Warum nur ist es ihr nicht gegeben, das Gegenteil zu beteuern. Oder nach seiner Hand zu fassen, was die demütige Christel Jugow fertigbringt, sogar wenn er ihr eine Ohrfeige gegeben hat, und was ihm nicht unlieb zu sein scheint, auch wenn er sie wegzieht, die Hand. Manchmal denkt Nelly, er merkt, daß sie etwas von ihm weiß. Dann muß sie schnell die Augen niederschlagen, um sich nicht zu verraten. Das kann von ihm wiederum als schlechtes Gewissen ausgelegt werden. Kannst du einem nicht in die Augen sehen, zum Kuckuck noch mal. Hast wohl was zu verbergen!

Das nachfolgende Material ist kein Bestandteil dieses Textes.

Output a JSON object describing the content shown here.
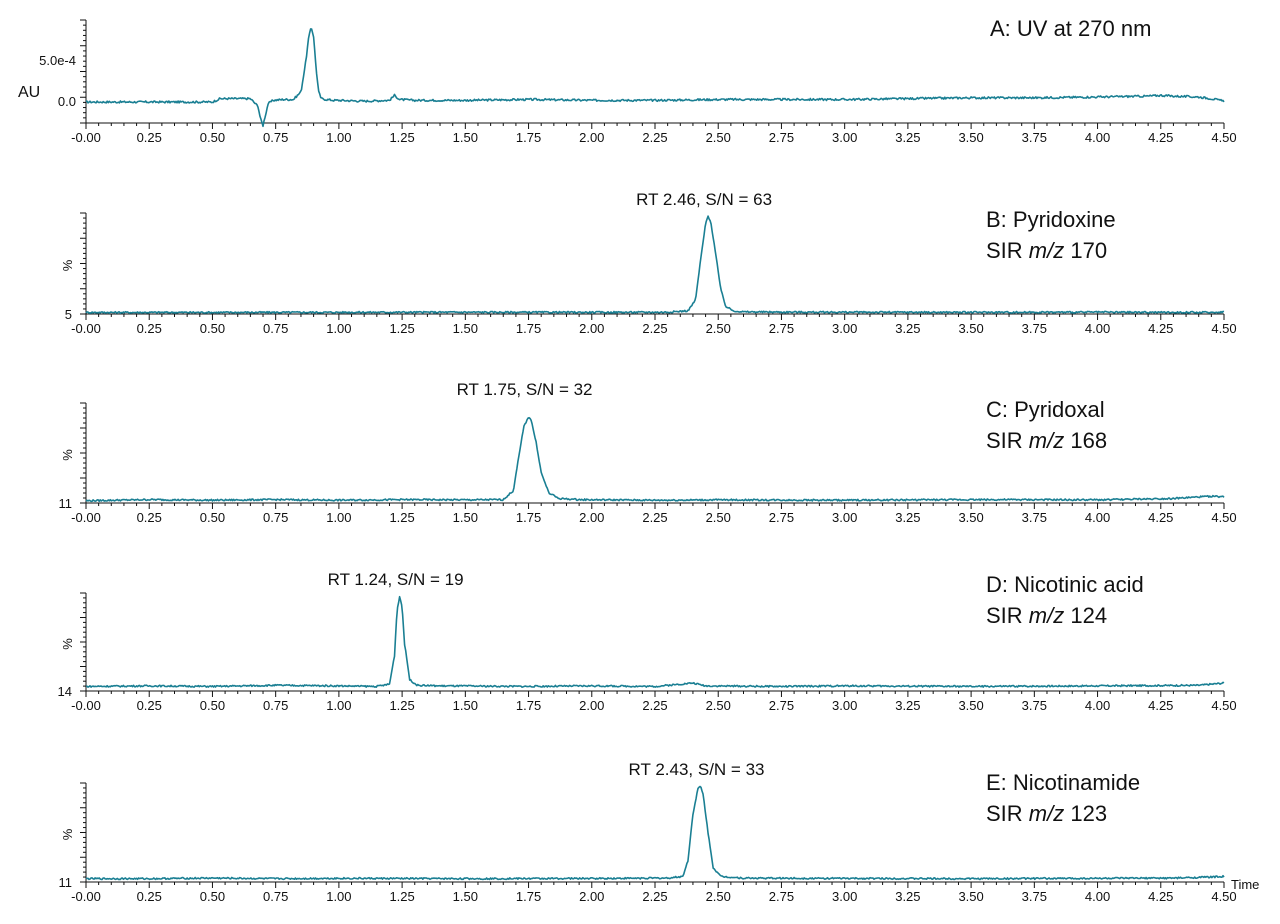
{
  "colors": {
    "trace": "#1a7f93",
    "axis": "#111111"
  },
  "x_label": "Time",
  "chart_data": [
    {
      "type": "line",
      "panel": "A",
      "title": "A: UV at 270 nm",
      "ylabel": "AU",
      "y_ticks": [
        "5.0e-4",
        "0.0"
      ],
      "xlim": [
        0,
        4.5
      ],
      "x_ticks": [
        "-0.00",
        "0.25",
        "0.50",
        "0.75",
        "1.00",
        "1.25",
        "1.50",
        "1.75",
        "2.00",
        "2.25",
        "2.50",
        "2.75",
        "3.00",
        "3.25",
        "3.50",
        "3.75",
        "4.00",
        "4.25",
        "4.50"
      ],
      "ylim": [
        -0.0003,
        0.001
      ],
      "series": [
        {
          "x": [
            0.0,
            0.1,
            0.2,
            0.3,
            0.4,
            0.5,
            0.53,
            0.56,
            0.6,
            0.65,
            0.68,
            0.69,
            0.7,
            0.71,
            0.72,
            0.74,
            0.78,
            0.82,
            0.85,
            0.87,
            0.88,
            0.89,
            0.9,
            0.91,
            0.92,
            0.93,
            0.95,
            0.98,
            1.0,
            1.1,
            1.2,
            1.22,
            1.24,
            1.3,
            1.5,
            1.75,
            2.0,
            2.25,
            2.5,
            2.75,
            3.0,
            3.25,
            3.5,
            3.75,
            4.0,
            4.2,
            4.25,
            4.3,
            4.4,
            4.45,
            4.5
          ],
          "y": [
            0.0,
            0.0,
            0.0,
            0.0,
            0.0,
            0.0,
            4e-05,
            4e-05,
            4e-05,
            4e-05,
            -5e-05,
            -0.0002,
            -0.00028,
            -0.00015,
            -2e-05,
            2e-05,
            3e-05,
            3e-05,
            0.00012,
            0.0005,
            0.00075,
            0.0009,
            0.00078,
            0.0004,
            0.00012,
            4e-05,
            3e-05,
            2e-05,
            2e-05,
            1e-05,
            2e-05,
            8e-05,
            3e-05,
            2e-05,
            2e-05,
            3e-05,
            2e-05,
            2e-05,
            3e-05,
            3e-05,
            3e-05,
            4e-05,
            5e-05,
            5e-05,
            6e-05,
            7e-05,
            8e-05,
            7e-05,
            6e-05,
            4e-05,
            1e-05
          ]
        }
      ]
    },
    {
      "type": "line",
      "panel": "B",
      "title": "B: Pyridoxine",
      "subtitle": [
        "SIR ",
        "m/z",
        " 170"
      ],
      "annotation": "RT 2.46, S/N = 63",
      "ylabel": "%",
      "y_ticks": [
        "5"
      ],
      "xlim": [
        0,
        4.5
      ],
      "x_ticks": [
        "-0.00",
        "0.25",
        "0.50",
        "0.75",
        "1.00",
        "1.25",
        "1.50",
        "1.75",
        "2.00",
        "2.25",
        "2.50",
        "2.75",
        "3.00",
        "3.25",
        "3.50",
        "3.75",
        "4.00",
        "4.25",
        "4.50"
      ],
      "ylim": [
        5,
        100
      ],
      "series": [
        {
          "x": [
            0.0,
            0.5,
            1.0,
            1.5,
            2.0,
            2.3,
            2.38,
            2.41,
            2.43,
            2.45,
            2.46,
            2.47,
            2.49,
            2.51,
            2.53,
            2.56,
            2.6,
            2.75,
            3.0,
            3.5,
            4.0,
            4.45,
            4.5
          ],
          "y": [
            6.5,
            6.5,
            6.6,
            6.7,
            6.6,
            6.7,
            8,
            18,
            55,
            90,
            97,
            92,
            62,
            28,
            12,
            8,
            7,
            6.8,
            6.7,
            6.6,
            6.7,
            6.5,
            7
          ]
        }
      ]
    },
    {
      "type": "line",
      "panel": "C",
      "title": "C: Pyridoxal",
      "subtitle": [
        "SIR ",
        "m/z",
        " 168"
      ],
      "annotation": "RT 1.75, S/N = 32",
      "ylabel": "%",
      "y_ticks": [
        "11"
      ],
      "xlim": [
        0,
        4.5
      ],
      "x_ticks": [
        "-0.00",
        "0.25",
        "0.50",
        "0.75",
        "1.00",
        "1.25",
        "1.50",
        "1.75",
        "2.00",
        "2.25",
        "2.50",
        "2.75",
        "3.00",
        "3.25",
        "3.50",
        "3.75",
        "4.00",
        "4.25",
        "4.50"
      ],
      "ylim": [
        11,
        100
      ],
      "series": [
        {
          "x": [
            0.0,
            0.25,
            0.5,
            0.75,
            1.0,
            1.25,
            1.5,
            1.65,
            1.69,
            1.71,
            1.73,
            1.75,
            1.76,
            1.78,
            1.8,
            1.83,
            1.87,
            1.95,
            2.25,
            2.5,
            3.0,
            3.5,
            4.0,
            4.3,
            4.45,
            4.5
          ],
          "y": [
            13,
            14,
            13.5,
            14,
            13.5,
            14,
            13.8,
            14,
            22,
            50,
            78,
            88,
            85,
            65,
            38,
            20,
            15,
            14,
            13.5,
            13.8,
            13.5,
            14,
            13.8,
            15,
            17,
            16.5
          ]
        }
      ]
    },
    {
      "type": "line",
      "panel": "D",
      "title": "D: Nicotinic acid",
      "subtitle": [
        "SIR ",
        "m/z",
        " 124"
      ],
      "annotation": "RT 1.24, S/N = 19",
      "ylabel": "%",
      "y_ticks": [
        "14"
      ],
      "xlim": [
        0,
        4.5
      ],
      "x_ticks": [
        "-0.00",
        "0.25",
        "0.50",
        "0.75",
        "1.00",
        "1.25",
        "1.50",
        "1.75",
        "2.00",
        "2.25",
        "2.50",
        "2.75",
        "3.00",
        "3.25",
        "3.50",
        "3.75",
        "4.00",
        "4.25",
        "4.50"
      ],
      "ylim": [
        14,
        100
      ],
      "series": [
        {
          "x": [
            0.0,
            0.25,
            0.5,
            0.75,
            1.0,
            1.15,
            1.2,
            1.22,
            1.23,
            1.24,
            1.25,
            1.26,
            1.28,
            1.31,
            1.4,
            1.75,
            2.0,
            2.25,
            2.4,
            2.45,
            2.75,
            3.0,
            3.5,
            4.0,
            4.4,
            4.5
          ],
          "y": [
            18,
            18.5,
            18,
            19,
            18.5,
            18,
            20,
            45,
            85,
            97,
            88,
            55,
            24,
            19,
            18.5,
            18,
            18.5,
            18,
            21,
            18.5,
            18,
            18.5,
            18,
            18.5,
            19,
            21
          ]
        }
      ]
    },
    {
      "type": "line",
      "panel": "E",
      "title": "E: Nicotinamide",
      "subtitle": [
        "SIR ",
        "m/z",
        " 123"
      ],
      "annotation": "RT  2.43, S/N = 33",
      "ylabel": "%",
      "y_ticks": [
        "11"
      ],
      "xlim": [
        0,
        4.5
      ],
      "x_ticks": [
        "-0.00",
        "0.25",
        "0.50",
        "0.75",
        "1.00",
        "1.25",
        "1.50",
        "1.75",
        "2.00",
        "2.25",
        "2.50",
        "2.75",
        "3.00",
        "3.25",
        "3.50",
        "3.75",
        "4.00",
        "4.25",
        "4.50"
      ],
      "ylim": [
        11,
        100
      ],
      "series": [
        {
          "x": [
            0.0,
            0.25,
            0.5,
            0.75,
            1.0,
            1.5,
            2.0,
            2.3,
            2.36,
            2.38,
            2.4,
            2.42,
            2.43,
            2.44,
            2.46,
            2.48,
            2.51,
            2.6,
            3.0,
            3.5,
            4.0,
            4.3,
            4.45,
            4.5
          ],
          "y": [
            14,
            14,
            14.5,
            14,
            14.3,
            14,
            14.2,
            14.5,
            16,
            30,
            72,
            95,
            97,
            90,
            55,
            24,
            16,
            14.5,
            14.2,
            14,
            14.3,
            14.5,
            15.5,
            16
          ]
        }
      ]
    }
  ]
}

Herr Warsinski merkt alles. Einmal will er wissen, wer sich morgens den Oberkörper eiskalt wäscht, um sich abzuhärten, wie es sich für ein deutsches Mädel gehört. Nelly ist nicht unter denen, die stolz die Hand heben können, und wird einzeln getadelt: Was, auch du nicht? Das enttäuscht mich aber, und zwar besonders von dir. Der sportlich erzogene Mensch beider Geschlechter ist der Staatsbürger der Zukunft. Adolf Hitler.

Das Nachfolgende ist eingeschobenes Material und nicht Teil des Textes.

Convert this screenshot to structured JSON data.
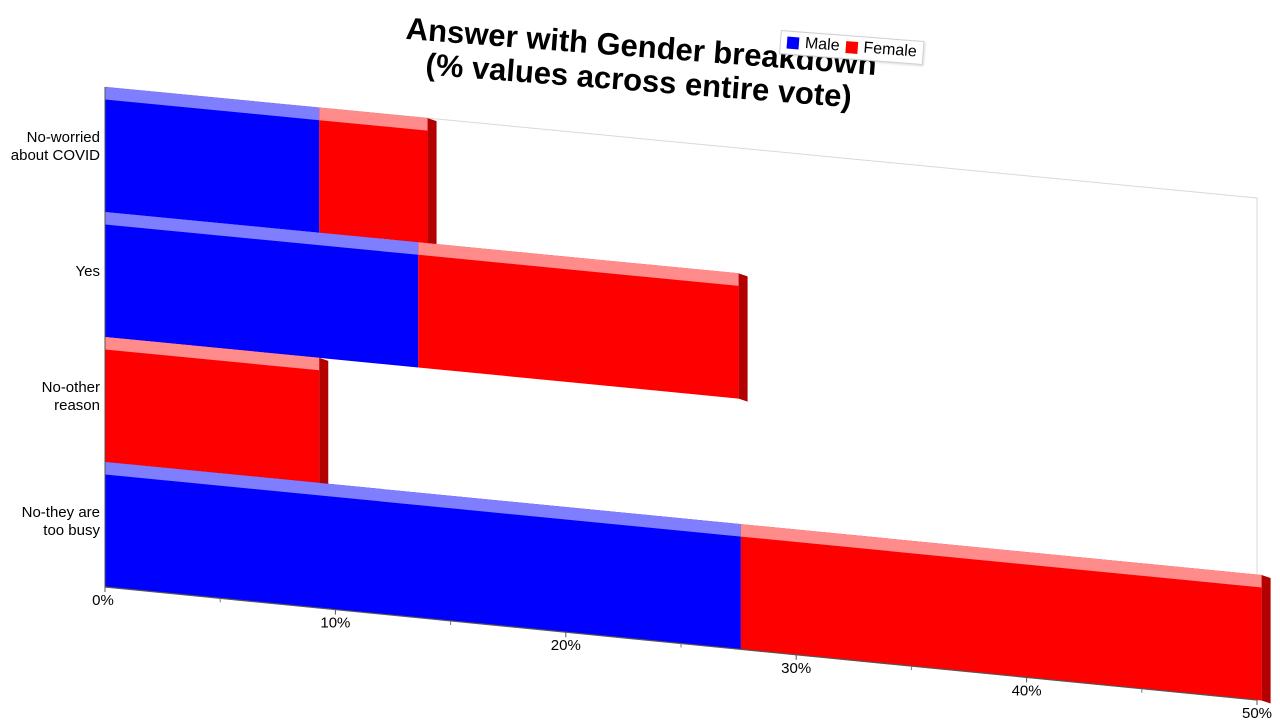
{
  "chart_data": {
    "type": "bar",
    "orientation": "horizontal",
    "stacked": true,
    "title_line1": "Answer with Gender breakdown",
    "title_line2": "(% values across entire vote)",
    "categories": [
      "No-worried\nabout COVID",
      "Yes",
      "No-other\nreason",
      "No-they are\ntoo busy"
    ],
    "series": [
      {
        "name": "Male",
        "color": "#0000ff",
        "values": [
          9.3,
          13.6,
          0,
          27.6
        ]
      },
      {
        "name": "Female",
        "color": "#ff0000",
        "values": [
          4.7,
          13.9,
          9.3,
          22.6
        ]
      }
    ],
    "xlim": [
      0,
      50
    ],
    "xticks": [
      "0%",
      "10%",
      "20%",
      "30%",
      "40%",
      "50%"
    ],
    "legend_position": "top-right"
  }
}
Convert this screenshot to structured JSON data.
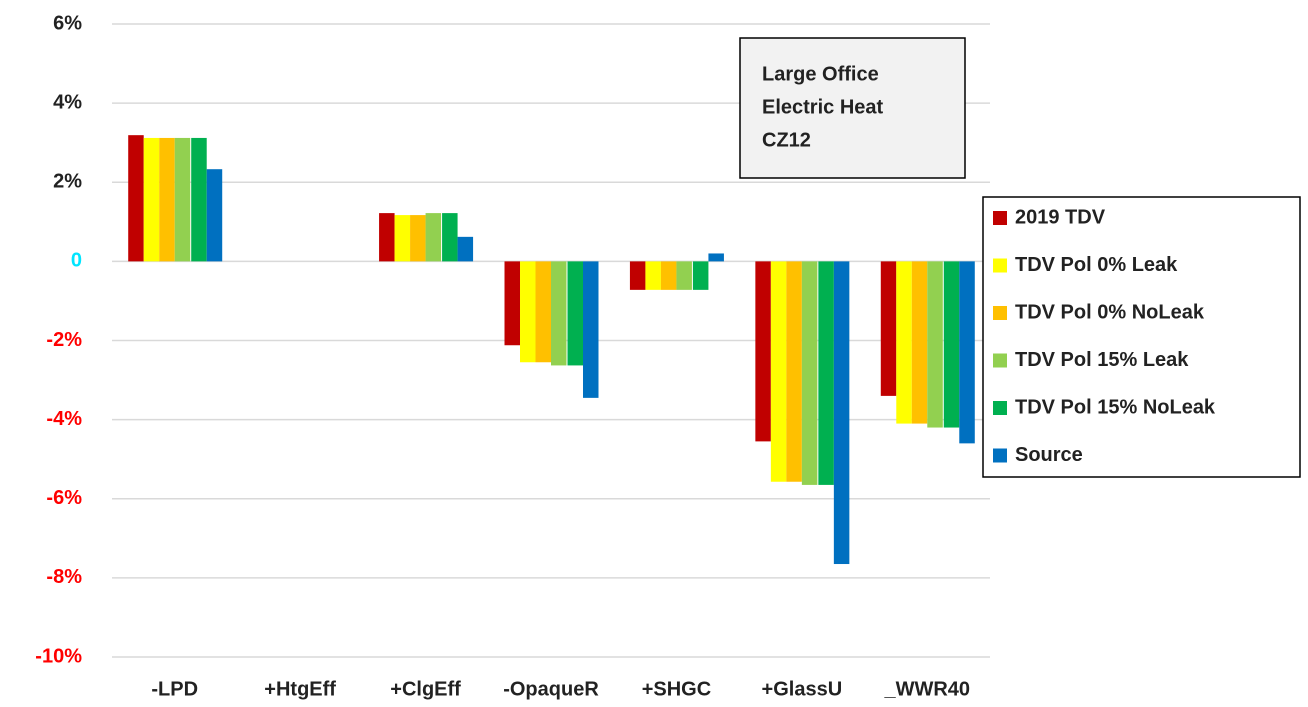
{
  "chart_data": {
    "type": "bar",
    "categories": [
      "-LPD",
      "+HtgEff",
      "+ClgEff",
      "-OpaqueR",
      "+SHGC",
      "+GlassU",
      "_WWR40"
    ],
    "series": [
      {
        "name": "2019 TDV",
        "color": "#c00000",
        "values": [
          3.19,
          0,
          1.22,
          -2.12,
          -0.72,
          -4.55,
          -3.4
        ]
      },
      {
        "name": "TDV Pol 0% Leak",
        "color": "#ffff00",
        "values": [
          3.12,
          0,
          1.17,
          -2.55,
          -0.72,
          -5.57,
          -4.1
        ]
      },
      {
        "name": "TDV Pol 0% NoLeak",
        "color": "#ffc000",
        "values": [
          3.12,
          0,
          1.17,
          -2.55,
          -0.72,
          -5.57,
          -4.1
        ]
      },
      {
        "name": "TDV Pol 15% Leak",
        "color": "#92d050",
        "values": [
          3.12,
          0,
          1.22,
          -2.63,
          -0.72,
          -5.65,
          -4.2
        ]
      },
      {
        "name": "TDV Pol 15% NoLeak",
        "color": "#00b050",
        "values": [
          3.12,
          0,
          1.22,
          -2.63,
          -0.72,
          -5.65,
          -4.2
        ]
      },
      {
        "name": "Source",
        "color": "#0070c0",
        "values": [
          2.33,
          0,
          0.62,
          -3.45,
          0.2,
          -7.65,
          -4.6
        ]
      }
    ],
    "annotation": [
      "Large Office",
      "Electric Heat",
      "CZ12"
    ],
    "ylim": [
      -10,
      6
    ],
    "yticks": [
      {
        "value": -10,
        "label": "-10%"
      },
      {
        "value": -8,
        "label": "-8%"
      },
      {
        "value": -6,
        "label": "-6%"
      },
      {
        "value": -4,
        "label": "-4%"
      },
      {
        "value": -2,
        "label": "-2%"
      },
      0,
      {
        "value": 2,
        "label": "2%"
      },
      {
        "value": 4,
        "label": "4%"
      },
      {
        "value": 6,
        "label": "6%"
      }
    ],
    "grid": true,
    "legend": "right"
  }
}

Ist es ein Fortschritt, daß Nelly sich bei Herrn Warsinski immerhin durch die Enttäuschung auszeichnet, die sie ihm bereitet? Fragen dieser Art kann sie der empörten Mutter nicht unterbreiten, die ihr zu beweisen sucht, daß das Wasser, das früh aus ihrem Badeofen läuft, beinahe kalt ist. Eigentlich überhaupt kalt. Aber eben nicht eiskalt. – Eiskalt! Na und? Das mußt du vor der ganzen Klasse ausposaunen, ja? Hier, halt die Hand drunter: Ist das kalt oder nicht?
Lauwarm, sagt Nelly.
Aber doch mehr kalt als warm!
Jedenfalls nicht eiskalt.
Charlotte muß sich Gedanken machen über den Wahrheitsfimmel ihrer Tochter, während Nelly, vielleicht ohne es zu merken, ihre Anstrengungen vergrößert, Herrn Warsinskis Erwartungen an sie zu erraten. Es erweist sich als schwierig, mit Lenka darüber zu reden: Ihre Versuche, sich in dieses Kind hineinzudenken, müssen fehlschlagen. Der Gedanke, man könne sich nach einem Beweis von Lehrergunst verzehren, ist ihr einfach fremd, sie hält es für einen blühenden Schwachsinn. Und was ihr Verhältnis zur Wahrheit betrifft, so war es von früher Kindheit an lax. Sie hat, wenn sie es für richtig hielt, schon immer auf beinahe unglaublicheWeise lügen können, ohne je zu zweifeln, daß sie im Grunde ein ehrlicher Mensch ist: Sie unterscheidet zwischen Haupt- und Nebensachen.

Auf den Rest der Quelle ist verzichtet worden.